SNUPI: Sensory Nodes Utilizing Powerline Infrastructure

SNUPI rhymes with snoopy – you’ll see why in just a moment. Perhaps you’re already familiar with the idea that electrical wiring can be used for a computer network. The technology has never ‘caught on,’ a few people use it though it’s never sold well, however, it works. SNUPI (Sensor Nodes Utilizing Powerline Infrastructure) is a clever variation of the idea. In addition to providing a network, the electrical power lines in a house, or anywhere for that matter, can also act as an antenna.

The two co-inventors-researchers, Shwetak Patel (University of Washington, USA) and Erich Stuntebeck (Georgia Institute of Technology, USA) discovered that home wiring is a very efficient antenna at 27 megahertz frequency. The efficiency and the fact that wiring is ubiquitous in almost every location within housing led them to believe that sensors using very low power transmissions could work in this environment. Such sensors would be small, inexpensive, and should be made so that a tiny battery could power them for a long time (as in years).

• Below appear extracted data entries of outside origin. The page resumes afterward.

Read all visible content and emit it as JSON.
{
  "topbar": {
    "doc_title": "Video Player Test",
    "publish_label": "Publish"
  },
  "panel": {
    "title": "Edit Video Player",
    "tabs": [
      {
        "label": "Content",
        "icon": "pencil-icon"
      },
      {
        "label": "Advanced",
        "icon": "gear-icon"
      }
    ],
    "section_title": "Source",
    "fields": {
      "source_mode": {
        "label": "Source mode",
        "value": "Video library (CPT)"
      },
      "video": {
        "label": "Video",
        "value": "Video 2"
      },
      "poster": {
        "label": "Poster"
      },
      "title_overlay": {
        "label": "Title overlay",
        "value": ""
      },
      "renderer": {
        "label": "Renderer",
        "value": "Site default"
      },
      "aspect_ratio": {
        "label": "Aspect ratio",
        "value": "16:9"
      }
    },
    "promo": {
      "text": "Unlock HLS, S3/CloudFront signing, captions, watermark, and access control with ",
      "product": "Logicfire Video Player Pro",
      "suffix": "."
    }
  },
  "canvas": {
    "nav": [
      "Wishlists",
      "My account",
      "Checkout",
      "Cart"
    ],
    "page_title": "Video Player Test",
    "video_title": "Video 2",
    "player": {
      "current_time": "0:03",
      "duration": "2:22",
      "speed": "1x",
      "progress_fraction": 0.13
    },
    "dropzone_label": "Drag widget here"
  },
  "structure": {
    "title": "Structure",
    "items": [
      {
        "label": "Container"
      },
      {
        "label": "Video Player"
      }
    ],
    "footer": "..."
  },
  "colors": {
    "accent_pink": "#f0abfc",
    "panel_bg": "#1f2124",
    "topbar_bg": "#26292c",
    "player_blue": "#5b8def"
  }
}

This approach solves one of the biggest problems for home automation – sensors that monitor various aspects of the home (temperature, humidity, air quality, light levels…) needed to transmit their signals far enough to be collected by a central device. This meant relatively large sensors with relatively large batteries, and they still don’t get much battery life.

To test their idea, Patel and Stuntebeck rigged each room of a 3000 square foot house (about 280 square meters) with five sensors. They found that only 5% of the house was out of range (compared to 23% for standard sensors). Their system also works to grounded pipes, that is, if the electrical system is grounded on the house’s pipes – the pipes also become part of the antenna. Most importantly, the SNUPI system used less than 1% of the power for data transmission than the next best standard model. The SNUPI sensors use less than 1 milliwatt of power for transmission. With standard watch batteries this could mean around a decade of use. Expensive medical grade batteries could last much longer.

No surprise that Patel and Stuntebeck are already commercializing the basic technology (read: selling the rights to make products from it).

When you look at home sensing, and home automation in general, it hasn’t really taken off,” said principal investigator Shwetak Patel, a UW assistant professor of computer science and and of electrical engineering. “Existing technology is still power hungry, and not as easy to deploy as you would want it to be.” That’s largely because today’s wireless devices either transmit a signal only several feet, Patel said, or consume so much energy they need frequent battery replacements. “Here, we can imagine this having an out-of-the-box experience where the device already has a battery in it, and it’s ready to go and run for many years,” Patel said. Users could easily sprinkle dozens of sensors throughout the home, even behind walls or in hard-to-reach places like attics or crawl spaces.

[Source: EurekAlert]

[Note for the paranoid: Almost every advance in sensor technology can be put to use for nefarious purposes. This one, using plain old electrical wiring and very small, long lasting low-power sensors seems like a natural for espionage. The low power might make it difficult to detect, especially if hidden among the signals of a house full of such sensors.]